Renan Cerdeiro—his jumps effusive in love and his folkloric steps firm in clan allegiance—had enough charm and youthful agility to clamor for good fortune in the worldly arena—Jérôme Kaplan’s town center all sharp angles, Wendall K. Harrington’s projections puffs of snow and passing clouds.

Jeanette Delgado, the object of Cerdeiro’s desire, added rays of sunshine to her dancing in a village feast and nuptial preparations—all the more to contrast to with the dejection she wrapped herself in after her sweetheart turned away.

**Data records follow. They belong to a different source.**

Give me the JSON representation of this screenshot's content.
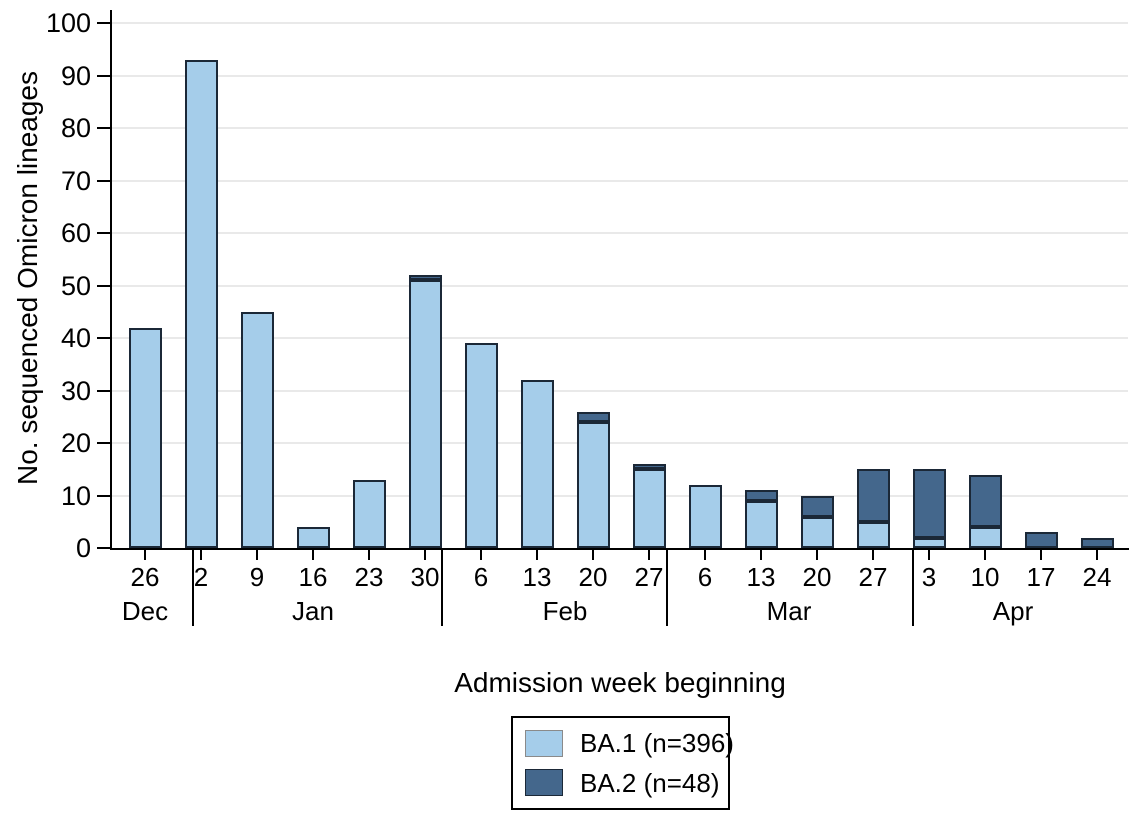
{
  "figure": {
    "background": "#FFFFFF"
  },
  "chart_data": {
    "type": "bar",
    "stacked": true,
    "title": "",
    "xlabel": "Admission week beginning",
    "ylabel": "No. sequenced Omicron lineages",
    "ylim": [
      0,
      100
    ],
    "yticks": [
      0,
      10,
      20,
      30,
      40,
      50,
      60,
      70,
      80,
      90,
      100
    ],
    "grid": true,
    "legend_position": "below-center",
    "categories": [
      "26",
      "2",
      "9",
      "16",
      "23",
      "30",
      "6",
      "13",
      "20",
      "27",
      "6",
      "13",
      "20",
      "27",
      "3",
      "10",
      "17",
      "24"
    ],
    "month_groups": [
      {
        "label": "Dec",
        "bars": 1
      },
      {
        "label": "Jan",
        "bars": 5
      },
      {
        "label": "Feb",
        "bars": 4
      },
      {
        "label": "Mar",
        "bars": 4
      },
      {
        "label": "Apr",
        "bars": 4
      }
    ],
    "series": [
      {
        "name": "BA.1 (n=396)",
        "color": "#A5CDEA",
        "values": [
          42,
          93,
          45,
          4,
          13,
          51,
          39,
          32,
          24,
          15,
          12,
          9,
          6,
          5,
          2,
          4,
          0,
          0
        ]
      },
      {
        "name": "BA.2 (n=48)",
        "color": "#44678C",
        "values": [
          0,
          0,
          0,
          0,
          0,
          1,
          0,
          0,
          2,
          1,
          0,
          2,
          4,
          10,
          13,
          10,
          3,
          2
        ]
      }
    ],
    "colors": {
      "bar_border": "#1B2837",
      "gridline": "#E9E9E9",
      "axis": "#000000",
      "text": "#000000",
      "light_swatch_border": "#8A8A8A"
    }
  }
}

Rustic fun and wedding ritual, cheerful yokels and bewitching beings— many elements in this work provided a digest of famous story ballets. Down to some gestures and passages, Ratmansky honored that heritage—not so different from Stravinsky’s own resuscitation of Tchaikovsky through references in this score.

And it was in that tribute to creative instrument that The Fairy’s Kiss gained transcendence. The epilog became a rousingly beautiful portrait of the contemplative artist. First lying down toward the audience—as if enthralled by his future in our appreciative eyes—and then taking in the action from different points, Cerdeiro surrendered to his calling as a full cast of dancers joined him. The gauzy drape of their costumes revealed humanity in the flesh, but a sublime purpose guided their cumulative configurations. In the end they lifted Cerdeiro—his art, so to say, elevating him—to put him in full view. The fairy had claimed the boy, but now the artist through his creations belonged to us.